Cross Tabulation Overview

Cross-tabulations involve grouping pieces of data together in order to examine their relationship in a different way. Sometimes correlations within data can be seen better when not just looking at total responses.

This technique is often performed in Python after running K-Means; the Pandas method .crosstab() allows for comparison between resulting cluster labels and user-defined labels for each data sample. In order to validate the results of a K-Means model with this technique, there must be user-defined labels for all data samples.

import pandas as pd
cross_tab = pd.crosstab(df['pred_labels'], df['user_labels'])

K-Means: Reaching Convergence

In K-Means, after placing K random centroids, the data samples are repeatedly assigned to the nearest centroid and then centroid locations are updated. This continues until each of the centroids’ coordinates converge, or stop changing.

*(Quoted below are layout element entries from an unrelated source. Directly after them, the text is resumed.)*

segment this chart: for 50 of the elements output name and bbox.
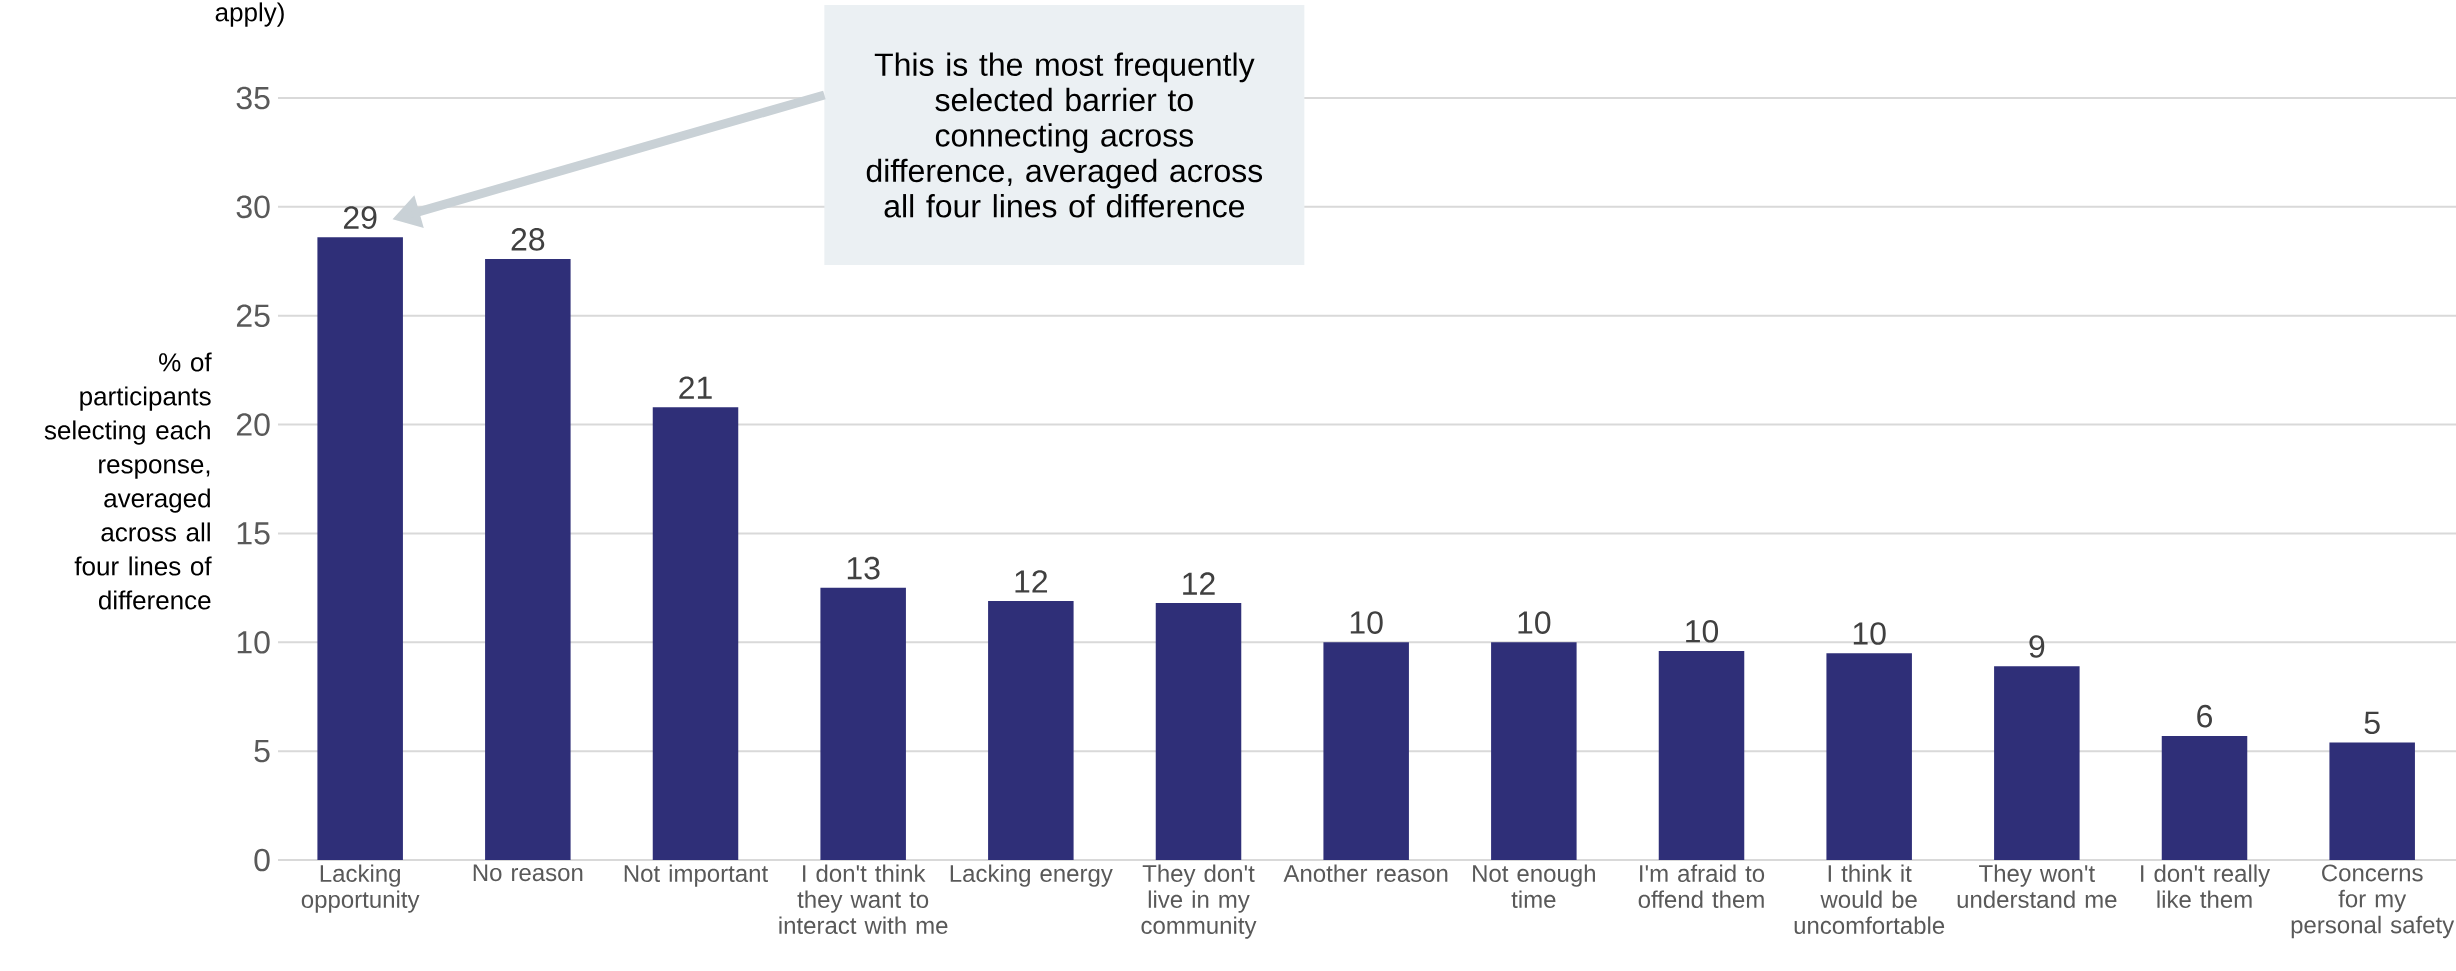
y-tick-label: 25 <box>236 304 270 328</box>
x-tick-label: No reason <box>473 864 583 882</box>
data-label: 12 <box>1015 570 1048 593</box>
x-tick-label: Another reason <box>1283 864 1448 883</box>
data-label: 10 <box>1518 611 1551 634</box>
x-tick-label: Not important <box>624 864 768 887</box>
data-label: 9 <box>2029 635 2045 658</box>
annotation: This is the most frequently selected barrier to connecting across difference, averaged across all four lines of difference <box>866 52 1263 218</box>
data-label: 29 <box>343 206 377 229</box>
x-tick-label: They don't live in my community <box>1141 864 1257 939</box>
x-tick-label: Lacking energy <box>950 864 1113 887</box>
x-tick-label: I don't really like them <box>2141 864 2271 909</box>
data-label: 5 <box>2364 711 2380 735</box>
x-tick-label: I don't think they want to interact with me <box>779 864 948 935</box>
data-label: 10 <box>1350 611 1383 634</box>
y-tick-label: 20 <box>236 413 270 436</box>
x-tick-label: Concerns for my personal safety <box>2291 864 2455 939</box>
bar <box>652 407 739 860</box>
data-label: 6 <box>2197 704 2212 728</box>
y-tick-label: 15 <box>237 522 270 545</box>
bar <box>1323 642 1409 860</box>
bar <box>2329 742 2415 860</box>
x-tick-label: I think it would be uncomfortable <box>1794 864 1945 935</box>
y-tick-label: 0 <box>254 848 270 872</box>
bar <box>1826 653 1912 860</box>
x-tick-label: Not enough time <box>1473 864 1595 909</box>
y-tick-label: 10 <box>237 630 270 654</box>
data-label: 10 <box>1853 622 1886 645</box>
data-label: 10 <box>1686 619 1719 643</box>
y-tick-label: 35 <box>236 86 270 110</box>
bar <box>988 600 1074 860</box>
bar <box>317 237 403 860</box>
data-label: 12 <box>1183 572 1215 595</box>
bar <box>1491 642 1577 860</box>
data-label: 28 <box>511 228 545 251</box>
y-tick-label: 30 <box>236 195 270 219</box>
y-axis-title: % of participants selecting each response, averaged across all four lines of difference <box>44 352 212 610</box>
bar <box>1994 666 2080 860</box>
bar <box>485 259 571 860</box>
bar <box>1155 603 1242 860</box>
y-tick-label: 5 <box>254 739 270 763</box>
text: apply) <box>215 2 284 27</box>
bar <box>1658 651 1745 860</box>
x-tick-label: They won't understand me <box>1957 864 2117 909</box>
bar <box>820 587 906 860</box>
x-tick-label: Lacking opportunity <box>301 864 420 913</box>
bar <box>2161 735 2248 860</box>
x-tick-label: I'm afraid to offend them <box>1638 864 1765 909</box>
data-label: 13 <box>847 556 880 580</box>
data-label: 21 <box>679 376 712 399</box>
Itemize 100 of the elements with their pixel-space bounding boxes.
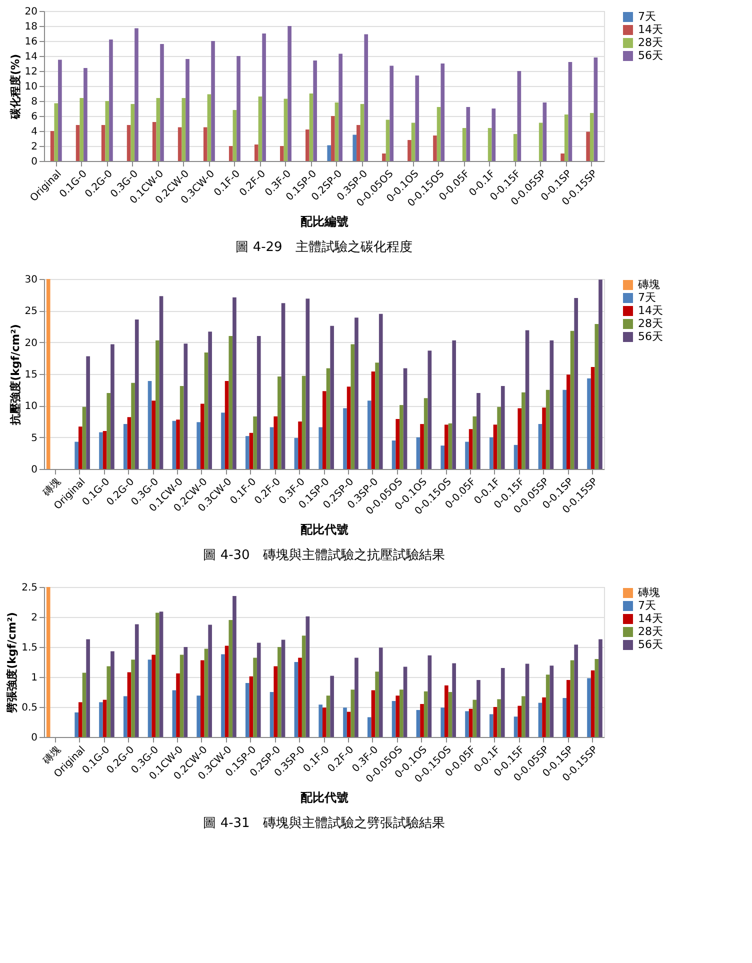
bar (99, 702, 103, 737)
bar (318, 704, 323, 737)
bar (156, 98, 160, 161)
bar (281, 303, 286, 469)
bar (126, 125, 131, 161)
bar (346, 386, 351, 469)
bar (152, 654, 156, 737)
y-tick-label: 4 (31, 126, 38, 138)
bar (448, 692, 452, 737)
bar (131, 382, 135, 469)
bar (472, 416, 477, 469)
bar (546, 390, 550, 469)
bar (466, 107, 470, 161)
bar (452, 340, 456, 469)
bar (258, 96, 262, 161)
bar (396, 418, 400, 469)
y-tick-label: 0 (31, 732, 38, 744)
bar (326, 368, 330, 469)
bar (444, 424, 448, 469)
bar (590, 367, 595, 469)
bar (101, 125, 106, 161)
bar (570, 660, 574, 737)
bar (134, 320, 139, 469)
bar (253, 658, 257, 737)
bar (322, 708, 326, 737)
bar (403, 368, 408, 469)
bar (386, 120, 390, 161)
bar (570, 330, 574, 469)
bar (131, 660, 135, 737)
bar (326, 696, 330, 737)
bar (331, 116, 335, 161)
bar (50, 131, 54, 161)
bar (564, 114, 568, 161)
bar (448, 423, 452, 469)
bar (184, 647, 188, 737)
bar (468, 708, 473, 737)
bar (488, 128, 492, 161)
bar (598, 639, 602, 737)
bar (123, 696, 128, 737)
bar (330, 676, 334, 737)
bar (309, 94, 314, 161)
bar (256, 642, 261, 737)
x-axis-title: 配比編號 (300, 214, 348, 228)
bar (568, 62, 572, 161)
bar (436, 107, 441, 161)
bar (298, 658, 302, 737)
bar (232, 596, 236, 737)
bar (497, 699, 501, 737)
bar (550, 666, 554, 737)
bar (160, 44, 164, 161)
bar (525, 330, 530, 469)
bar (127, 417, 132, 469)
bar (110, 344, 114, 469)
bar (428, 350, 432, 469)
bar (159, 612, 164, 737)
bar (274, 666, 278, 737)
bar (433, 136, 437, 161)
bar (514, 444, 518, 469)
bar (110, 651, 114, 737)
bar (403, 666, 408, 737)
bar (538, 424, 542, 469)
bar (489, 437, 494, 469)
bar (176, 420, 180, 469)
bar (280, 146, 284, 161)
bar (262, 34, 266, 161)
bar (522, 696, 526, 737)
bar (148, 660, 152, 737)
bar (302, 636, 306, 737)
bar (371, 371, 376, 469)
text: 圖 4-31 磚塊與主體試驗之劈張試驗結果 (203, 814, 445, 831)
bar (306, 130, 310, 161)
bar (76, 125, 80, 161)
legend-label: 7天 (638, 599, 656, 612)
bar (106, 393, 111, 469)
bar (350, 344, 355, 469)
bar (489, 714, 494, 737)
legend-label: 14天 (638, 304, 663, 317)
bar (493, 424, 498, 469)
bar (236, 56, 240, 161)
bar (204, 648, 208, 737)
y-tick-label: 18 (24, 22, 38, 32)
bar (102, 431, 107, 469)
bar (440, 708, 445, 737)
bar (203, 127, 208, 161)
y-axis-title: 抗壓強度(kgf/cm²) (8, 324, 22, 426)
bar (306, 298, 310, 469)
bar (560, 154, 564, 161)
bar (517, 71, 522, 161)
bar (152, 122, 156, 161)
bar (180, 654, 184, 737)
y-tick-label: 10 (24, 401, 38, 412)
bar (208, 332, 212, 469)
y-tick-label: 6 (31, 112, 38, 122)
bar (109, 40, 113, 161)
legend-label: 7天 (638, 10, 656, 23)
bar (375, 362, 379, 469)
legend-label: 56天 (638, 330, 663, 343)
bar (278, 647, 282, 737)
bar (493, 707, 498, 737)
bar (468, 429, 473, 469)
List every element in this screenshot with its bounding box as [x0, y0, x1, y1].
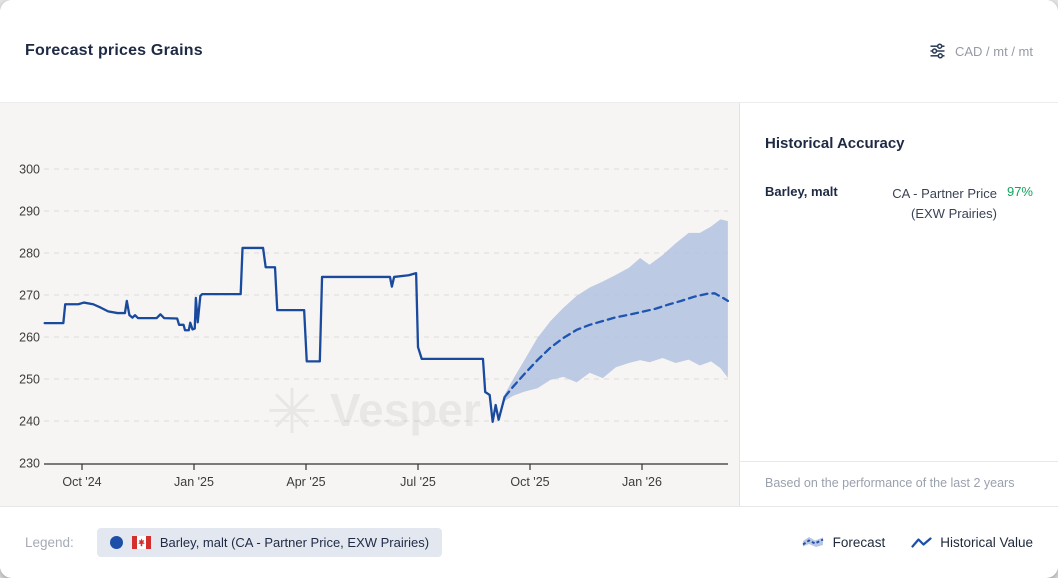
series-legend-text: Barley, malt (CA - Partner Price, EXW Pr…: [159, 534, 430, 550]
series-color-dot-icon: [109, 535, 123, 549]
sliders-icon: [930, 43, 945, 59]
forecast-legend-item[interactable]: Forecast: [802, 534, 886, 550]
historical-line-icon: [911, 536, 932, 548]
page-title: Forecast prices Grains: [25, 42, 203, 59]
forecast-legend-label: Forecast: [832, 534, 886, 550]
historical-line: [43, 246, 506, 423]
svg-text:240: 240: [19, 415, 40, 429]
svg-text:230: 230: [19, 457, 40, 471]
svg-text:260: 260: [19, 331, 40, 345]
svg-text:290: 290: [19, 205, 40, 219]
accuracy-value: 97%: [1006, 184, 1033, 199]
svg-text:Jul '25: Jul '25: [400, 475, 436, 489]
forecast-line-icon: [802, 537, 824, 547]
chart-area: ✳ Vesper Oct '24 Jan '25 Apr '25 Jul '25 Oct '…: [0, 103, 740, 506]
price-source-line1: CA - Partner Price: [892, 186, 997, 201]
panel-title: Historical Accuracy: [765, 135, 905, 152]
historical-legend-label: Historical Value: [940, 534, 1033, 550]
canada-flag-icon: [131, 535, 151, 549]
svg-text:Oct '25: Oct '25: [510, 475, 549, 489]
svg-text:280: 280: [19, 247, 40, 261]
svg-text:250: 250: [19, 373, 40, 387]
y-axis-labels: 230 240 250 260 270 280 290 300: [19, 163, 40, 471]
historical-legend-item[interactable]: Historical Value: [911, 535, 1033, 550]
accuracy-row: Barley, malt CA - Partner Price (EXW Pra…: [765, 184, 1033, 224]
legend-bar: Legend: Barley, malt (CA - Partner Price…: [0, 506, 1058, 577]
series-legend-pill[interactable]: Barley, malt (CA - Partner Price, EXW Pr…: [96, 527, 443, 557]
svg-text:Jan '26: Jan '26: [622, 475, 662, 489]
historical-accuracy-panel: Historical Accuracy Barley, malt CA - Pa…: [740, 103, 1058, 506]
svg-text:Oct '24: Oct '24: [62, 475, 101, 489]
legend-label: Legend:: [25, 534, 74, 550]
x-axis: Oct '24 Jan '25 Apr '25 Jul '25 Oct '25 Jan '…: [44, 463, 728, 489]
accuracy-footnote: Based on the performance of the last 2 y…: [740, 461, 1058, 506]
watermark: ✳ Vesper: [266, 378, 481, 447]
svg-text:270: 270: [19, 289, 40, 303]
svg-text:300: 300: [19, 163, 40, 177]
unit-selector-label: CAD / mt / mt: [955, 43, 1033, 59]
svg-text:Vesper: Vesper: [330, 384, 481, 436]
forecast-line: [503, 292, 730, 399]
product-name: Barley, malt: [765, 184, 838, 199]
widget-header: Forecast prices Grains CAD / mt / mt: [0, 0, 1058, 103]
price-source: CA - Partner Price (EXW Prairies): [890, 184, 997, 224]
svg-text:✳: ✳: [266, 378, 318, 447]
main-area: ✳ Vesper Oct '24 Jan '25 Apr '25 Jul '25 Oct '…: [0, 103, 1058, 506]
forecast-band: [504, 219, 728, 401]
gridlines: [44, 168, 728, 422]
price-source-line2: (EXW Prairies): [911, 206, 997, 222]
svg-text:Apr '25: Apr '25: [286, 475, 325, 489]
svg-text:Jan '25: Jan '25: [174, 475, 214, 489]
unit-selector[interactable]: CAD / mt / mt: [929, 43, 1033, 59]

This sequence of events can be implemented in Python using a while loop. The loop continues until the difference between each element of the updated centroids and each element of the past centroids_old is 0. This will mean the centroids have converged and the clusters are complete!

K-Means Algorithm: 3rd Step

The third step of K-Means updates centroid locations. After the data are assigned to their respectively closest centroid in step 2, each cluster center location is adjusted to be the average of its assigned data points.

The NumPy .mean() function is used to find the average x and y-coordinates of all data points for each cluster and store these as the new centroid locations.

K-Means Algorithm: 1st Step

The first step of the K-Means clustering algorithm requires placing K random centroids which will become the centers of the K initial clusters. This step can be implemented in Python using the Numpy random.uniform() function; the x and y-coordinates are randomly chosen within the x and y ranges of the data points.